I asked, "Back when you made that declaration, had you been naive to the dangers that you'd end up spending the rest of your life fighting? Had you not seen that the internet could also be used to surveil and control as much as it could be used to liberate and create?" He said, "No, I knew that was a possibility". "So why didn't you warn people?" I asked. He said, "Our job was to inspire, to get people to believe in the positive, creative vision of what the internet could be. Because if they did not believe in it, they wouldn't build it."

I learned an important lesson that day. Even if you see bad possibilities, there's power in staying focused on the positive, on putting your time, attention, and energy towards the good things that can be built.

The internet didn't turn out the way that Barlow fully envisioned. We have built a civilization of the mind in cyberspace. But we've ended up giving over our lives to large centralized platforms whose CEOs have styled themselves as self-made monarchs of the kingdoms that we've built for them with our data and our time.
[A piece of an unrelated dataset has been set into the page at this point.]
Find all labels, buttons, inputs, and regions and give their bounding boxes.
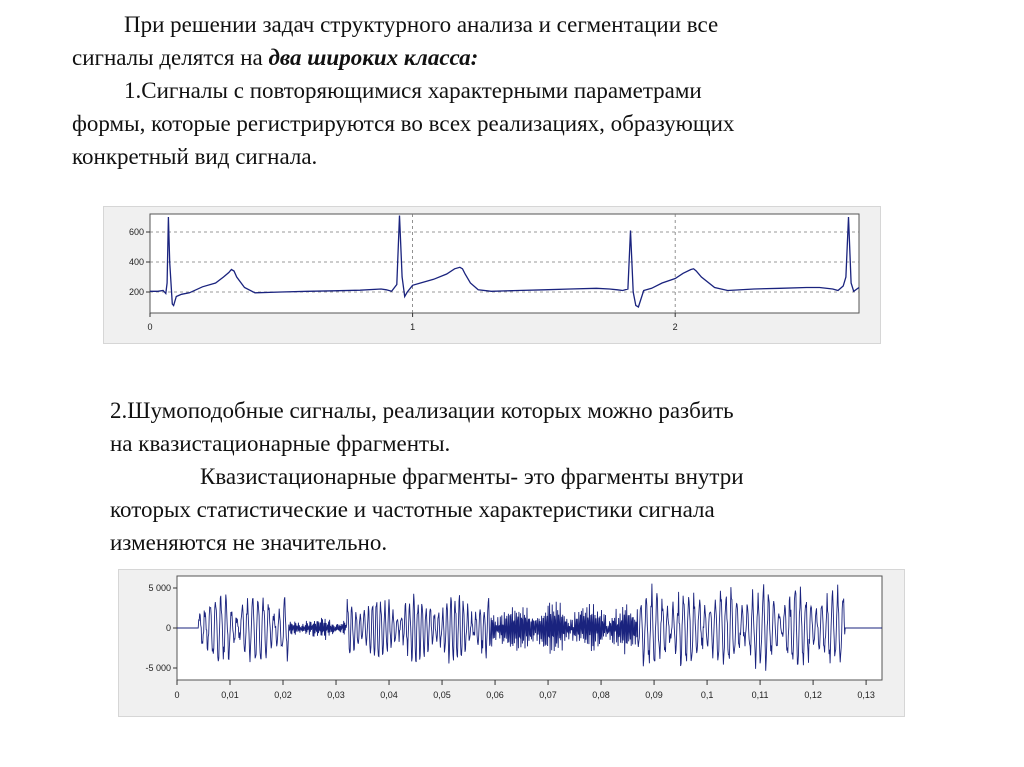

But we have to remember where the power really lies because we gave them that power and we can take it back. My bet on building Bluesky was that this could open up a door to giving people control over their social lives online. Get people into an open ecosystem onto an open protocol and then let developers run with it. The AT Protocol's goal is to lay the foundation for a freer, more democratic digital society and let developers like you build it.

Most people are resigned at this point to an internet dominated by just a few companies. They've succumbed to a kind of learned helplessness. They no longer believe that a better world is possible. I see this in the way they feel about me, about Bluesky. It's either Jay, you're the one that's going to save us, or Jay, you're just the same as every other tech CEO, and Bluesky is going to follow the same trajectory as every other social company.
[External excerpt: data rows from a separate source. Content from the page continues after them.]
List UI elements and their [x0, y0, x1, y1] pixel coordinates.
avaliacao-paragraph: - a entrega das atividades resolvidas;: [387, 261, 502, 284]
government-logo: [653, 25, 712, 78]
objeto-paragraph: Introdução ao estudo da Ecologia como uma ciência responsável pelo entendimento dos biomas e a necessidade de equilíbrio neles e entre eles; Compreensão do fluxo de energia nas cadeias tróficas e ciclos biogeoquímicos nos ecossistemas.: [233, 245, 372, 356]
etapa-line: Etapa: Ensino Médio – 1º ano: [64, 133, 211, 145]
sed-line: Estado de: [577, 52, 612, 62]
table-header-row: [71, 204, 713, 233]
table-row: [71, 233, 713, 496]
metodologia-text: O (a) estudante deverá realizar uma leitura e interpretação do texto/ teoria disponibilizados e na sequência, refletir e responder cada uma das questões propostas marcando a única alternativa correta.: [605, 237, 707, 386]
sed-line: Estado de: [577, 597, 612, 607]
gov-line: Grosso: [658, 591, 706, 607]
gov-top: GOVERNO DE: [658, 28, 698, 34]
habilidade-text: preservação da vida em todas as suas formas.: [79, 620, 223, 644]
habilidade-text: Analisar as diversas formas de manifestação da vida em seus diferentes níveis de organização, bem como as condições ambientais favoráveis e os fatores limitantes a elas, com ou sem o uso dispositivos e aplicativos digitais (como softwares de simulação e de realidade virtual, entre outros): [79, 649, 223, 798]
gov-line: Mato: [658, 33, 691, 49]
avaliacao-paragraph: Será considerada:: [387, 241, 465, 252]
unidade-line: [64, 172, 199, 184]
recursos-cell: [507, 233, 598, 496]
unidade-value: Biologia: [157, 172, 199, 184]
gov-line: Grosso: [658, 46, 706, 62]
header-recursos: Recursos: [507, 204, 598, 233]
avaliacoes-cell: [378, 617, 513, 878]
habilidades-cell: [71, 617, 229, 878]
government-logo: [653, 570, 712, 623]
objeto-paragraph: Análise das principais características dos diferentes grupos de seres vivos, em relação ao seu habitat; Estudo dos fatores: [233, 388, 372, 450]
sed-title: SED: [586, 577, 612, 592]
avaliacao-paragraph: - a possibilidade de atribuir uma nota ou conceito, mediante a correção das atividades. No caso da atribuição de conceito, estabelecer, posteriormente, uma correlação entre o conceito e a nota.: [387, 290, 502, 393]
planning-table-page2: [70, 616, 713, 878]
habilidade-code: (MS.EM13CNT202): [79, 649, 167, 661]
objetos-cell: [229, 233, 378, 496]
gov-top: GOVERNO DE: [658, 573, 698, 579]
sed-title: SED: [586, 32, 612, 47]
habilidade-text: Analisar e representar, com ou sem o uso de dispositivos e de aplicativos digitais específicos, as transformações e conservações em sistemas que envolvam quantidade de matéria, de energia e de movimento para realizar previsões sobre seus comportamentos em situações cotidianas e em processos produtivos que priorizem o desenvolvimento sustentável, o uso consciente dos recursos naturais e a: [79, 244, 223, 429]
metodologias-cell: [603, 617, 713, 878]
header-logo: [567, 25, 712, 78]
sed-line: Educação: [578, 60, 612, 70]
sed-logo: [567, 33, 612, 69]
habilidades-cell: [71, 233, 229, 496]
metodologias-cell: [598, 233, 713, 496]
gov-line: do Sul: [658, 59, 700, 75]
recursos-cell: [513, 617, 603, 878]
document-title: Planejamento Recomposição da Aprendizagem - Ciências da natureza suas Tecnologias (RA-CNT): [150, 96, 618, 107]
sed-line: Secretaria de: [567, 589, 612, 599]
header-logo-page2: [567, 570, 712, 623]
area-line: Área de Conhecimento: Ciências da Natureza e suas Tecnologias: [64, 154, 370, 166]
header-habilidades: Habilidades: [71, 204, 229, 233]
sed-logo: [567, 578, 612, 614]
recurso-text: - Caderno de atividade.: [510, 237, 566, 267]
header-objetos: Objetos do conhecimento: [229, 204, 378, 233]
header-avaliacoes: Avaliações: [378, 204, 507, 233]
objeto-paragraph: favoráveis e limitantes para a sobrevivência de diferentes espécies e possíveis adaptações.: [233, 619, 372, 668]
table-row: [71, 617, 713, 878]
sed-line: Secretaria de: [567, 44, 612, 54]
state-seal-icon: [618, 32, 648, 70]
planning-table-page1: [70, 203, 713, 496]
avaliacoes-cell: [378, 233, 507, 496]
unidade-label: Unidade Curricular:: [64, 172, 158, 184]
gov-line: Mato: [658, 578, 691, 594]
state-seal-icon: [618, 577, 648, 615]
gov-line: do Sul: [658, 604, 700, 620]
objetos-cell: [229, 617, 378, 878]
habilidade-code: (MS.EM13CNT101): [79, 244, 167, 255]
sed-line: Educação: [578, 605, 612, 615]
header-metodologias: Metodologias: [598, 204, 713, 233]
But the AT Protocol here is what's fundamentally different. And because you're here today, you're different. You came out to this conference because you've seen something in the AT Protocol. You believe that things can be better, that things can be different, and you're willing to invest your time and your energy to make that happen.

So, it's people like you that turn belief into reality. There's a huge amount of power in being able to build. When others only see the options on the table, you see code that could be written differently. When you take your what-if ideas and you make them real, you create the new options for everyone else. So, don't underestimate the power of a small project.

Have you heard of the butterfly effect? It's the principle that in complex systems, small changes can have big effects over time. Bluesky started out as a small project and now it has 33 million users. And this is a network now that you can tap into for anything that you build on atproto. And the things you build can help grow the network.

I'm leading Bluesky, but I don't have all the answers for how to make social better. I don't think that's a reasonable expectation. What I do have is the belief that this is the most important work I could be doing right now. I'm here to open up a door so that people can see that another world is possible and so that developers like you can go build it. So bring your insights, your talents, put them to the task of solving this problem before us.

If we do this, we do it together by putting all of our shoulders to the wheel.

If we don't want to fall under the spectre of digital tyranny, we need an world where no single company can hold the public conversation hostage. Where the distributed nature of the network means that individual companies can rise and fall, but the social fabric stays intact.

We need a democratic foundation for a digital society. So for those of us that want to live in a freer world, a more humane world, a world without Caesars, this is our chance. And we might not get another for a long time.

So, keep believing in a better future. Keep building open source social and the future's going to be yours to create.